Rick Santorum says his 2008 comments that " Satan has set his sights on the United States of America" are " not relevant" to the 2012 presidential race, but Chris Christie told me on "GMA" that Santorum is wrong.
"Listen, I think anything you say as a presidential candidate is relevant. It is by definition relevant. You're asking to be president of the United States. I don't think [Santorum's] right about that. I think it is relevant what he says. I think people want to make an evaluation, a complete evaluation of anyone who asks to sit in the Oval Office," the New Jersey governor said.
But Christie doesn't think a debate over religion is a conversation the Republican Party wants to engage in.
"Do I think it's the things we should be as a party talking about and emphasizing at the moment? No," he said.
"I think the idea of the fighting against religion piece of this goes to more to Obamacare issue and the invasion of Obamacare into maybe some religious freedom issues. I think that's an interesting conversation and an important one to have in the context of overall Obamacare and what's that going to mean for the country if it goes forward after the Supreme Court arguments this spring," he said.
Christie - an outspoken supporter for the former Massachusetts governor - partly blamed Romney's lack of traction on the Republicans changing the rules from winner takes all to awarding delegates on a proportional basis.
And in his blunt style, Christie outright said Republicans are still asking him to enter the 2012 race, as Politico first reported.
"What I say back to them is I'm supporting Mitt Romney and I'm going to do everything I can to make sure he wins the nomination and is going to become president come January 2013," he said.
"I don't know how many times I have to say it. The answer is no," he told me.
Christie is confident that Romney will be the Republican nominee, saying he'll wrap it up by April, and he isn't worried about today's AP poll that shows Romney trailing Obama by 8 points in a head-to-head match-up.

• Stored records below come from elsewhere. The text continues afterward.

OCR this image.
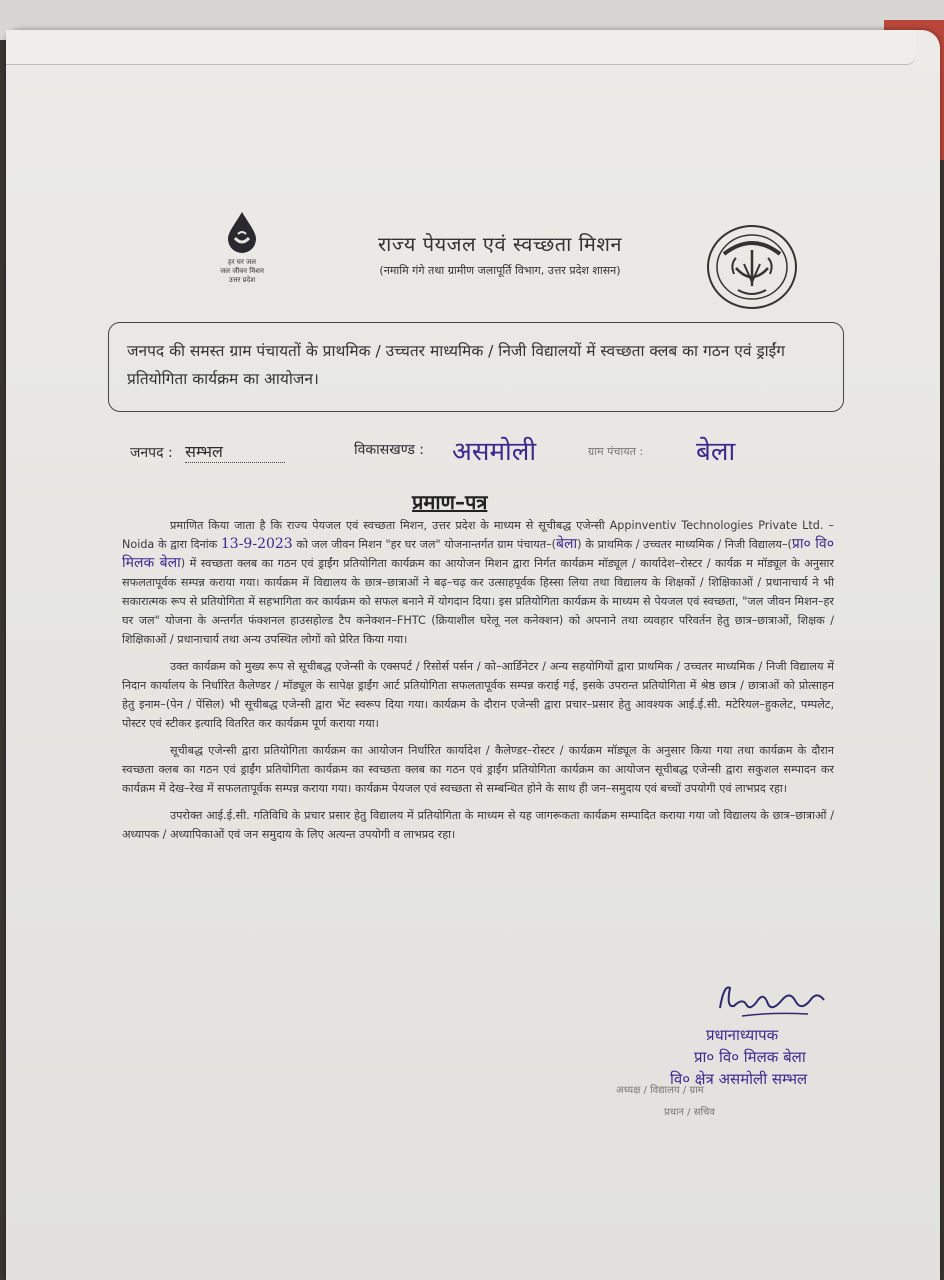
हर घर जल
जल जीवन मिशन
उत्तर प्रदेश
राज्य पेयजल एवं स्वच्छता मिशन
(नमामि गंगे तथा ग्रामीण जलापूर्ति विभाग, उत्तर प्रदेश शासन)
जनपद की समस्त ग्राम पंचायतों के प्राथमिक / उच्चतर माध्यमिक / निजी विद्यालयों में स्वच्छता क्लब का गठन एवं ड्राईंग प्रतियोगिता कार्यक्रम का आयोजन।
जनपद : सम्भल	विकासखण्ड : असमोली	ग्राम पंचायत : बेला
प्रमाण–पत्र

प्रमाणित किया जाता है कि राज्य पेयजल एवं स्वच्छता मिशन, उत्तर प्रदेश के माध्यम से सूचीबद्ध एजेन्सी Appinventiv Technologies Private Ltd. – Noida के द्वारा दिनांक 13-9-2023 को जल जीवन मिशन "हर घर जल" योजनान्तर्गत ग्राम पंचायत–(बेला) के प्राथमिक / उच्चतर माध्यमिक / निजी विद्यालय–(प्रा० वि० मिलक बेला) में स्वच्छता क्लब का गठन एवं ड्राईंग प्रतियोगिता कार्यक्रम का आयोजन मिशन द्वारा निर्गत कार्यक्रम मॉड्यूल / कार्यादेश–रोस्टर / कार्यक्र म मॉड्यूल के अनुसार सफलतापूर्वक सम्पन्न कराया गया। कार्यक्रम में विद्यालय के छात्र–छात्राओं ने बढ़–चढ़ कर उत्साहपूर्वक हिस्सा लिया तथा विद्यालय के शिक्षकों / शिक्षिकाओं / प्रधानाचार्य ने भी सकारात्मक रूप से प्रतियोगिता में सहभागिता कर कार्यक्रम को सफल बनाने में योगदान दिया। इस प्रतियोगिता कार्यक्रम के माध्यम से पेयजल एवं स्वच्छता, "जल जीवन मिशन–हर घर जल" योजना के अन्तर्गत फंक्शनल हाउसहोल्ड टैप कनेक्शन–FHTC (क्रियाशील घरेलू नल कनेक्शन) को अपनाने तथा व्यवहार परिवर्तन हेतु छात्र–छात्राओं, शिक्षक / शिक्षिकाओं / प्रधानाचार्य तथा अन्य उपस्थित लोगों को प्रेरित किया गया।

उक्त कार्यक्रम को मुख्य रूप से सूचीबद्ध एजेन्सी के एक्सपर्ट / रिसोर्स पर्सन / को–आर्डिनेटर / अन्य सहयोगियों द्वारा प्राथमिक / उच्चतर माध्यमिक / निजी विद्यालय में निदान कार्यालय के निर्धारित कैलेण्डर / मॉड्यूल के सापेक्ष ड्राईंग आर्ट प्रतियोगिता सफलतापूर्वक सम्पन्न कराई गई, इसके उपरान्त प्रतियोगिता में श्रेष्ठ छात्र / छात्राओं को प्रोत्साहन हेतु इनाम–(पेन / पेंसिल) भी सूचीबद्ध एजेन्सी द्वारा भेंट स्वरूप दिया गया। कार्यक्रम के दौरान एजेन्सी द्वारा प्रचार–प्रसार हेतु आवश्यक आई.ई.सी. मटेरियल–हुकलेट, पम्पलेट, पोस्टर एवं स्टीकर इत्यादि वितरित कर कार्यक्रम पूर्ण कराया गया।

सूचीबद्ध एजेन्सी द्वारा प्रतियोगिता कार्यक्रम का आयोजन निर्धारित कार्यादेश / कैलेण्डर–रोस्टर / कार्यक्रम मॉड्यूल के अनुसार किया गया तथा कार्यक्रम के दौरान स्वच्छता क्लब का गठन एवं ड्राईंग प्रतियोगिता कार्यक्रम का स्वच्छता क्लब का गठन एवं ड्राईंग प्रतियोगिता कार्यक्रम का आयोजन सूचीबद्ध एजेन्सी द्वारा सकुशल सम्पादन कर कार्यक्रम में देख–रेख में सफलतापूर्वक सम्पन्न कराया गया। कार्यक्रम पेयजल एवं स्वच्छता से सम्बन्धित होने के साथ ही जन–समुदाय एवं बच्चों उपयोगी एवं लाभप्रद रहा।

उपरोक्त आई.ई.सी. गतिविधि के प्रचार प्रसार हेतु विद्यालय में प्रतियोगिता के माध्यम से यह जागरूकता कार्यक्रम सम्पादित कराया गया जो विद्यालय के छात्र–छात्राओं / अध्यापक / अध्यापिकाओं एवं जन समुदाय के लिए अत्यन्त उपयोगी व लाभप्रद रहा।

प्रधानाध्यापक
प्रा० वि० मिलक बेला
वि० क्षेत्र असमोली सम्भल
अध्यक्ष / विद्यालय / ग्राम
प्रधान / सचिव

"You'll see it tighten up again because then people say, 'Okay, now I'm comparing Mitt Romney to the president,' and I think you'll see it tighten again, we've seen this in political races before," he said. "I'm not dreadfully worried about that part of it but I do think it should remind us as a party we should have never changed the rules because what we're doing now is creating ourselves problems we didn't need."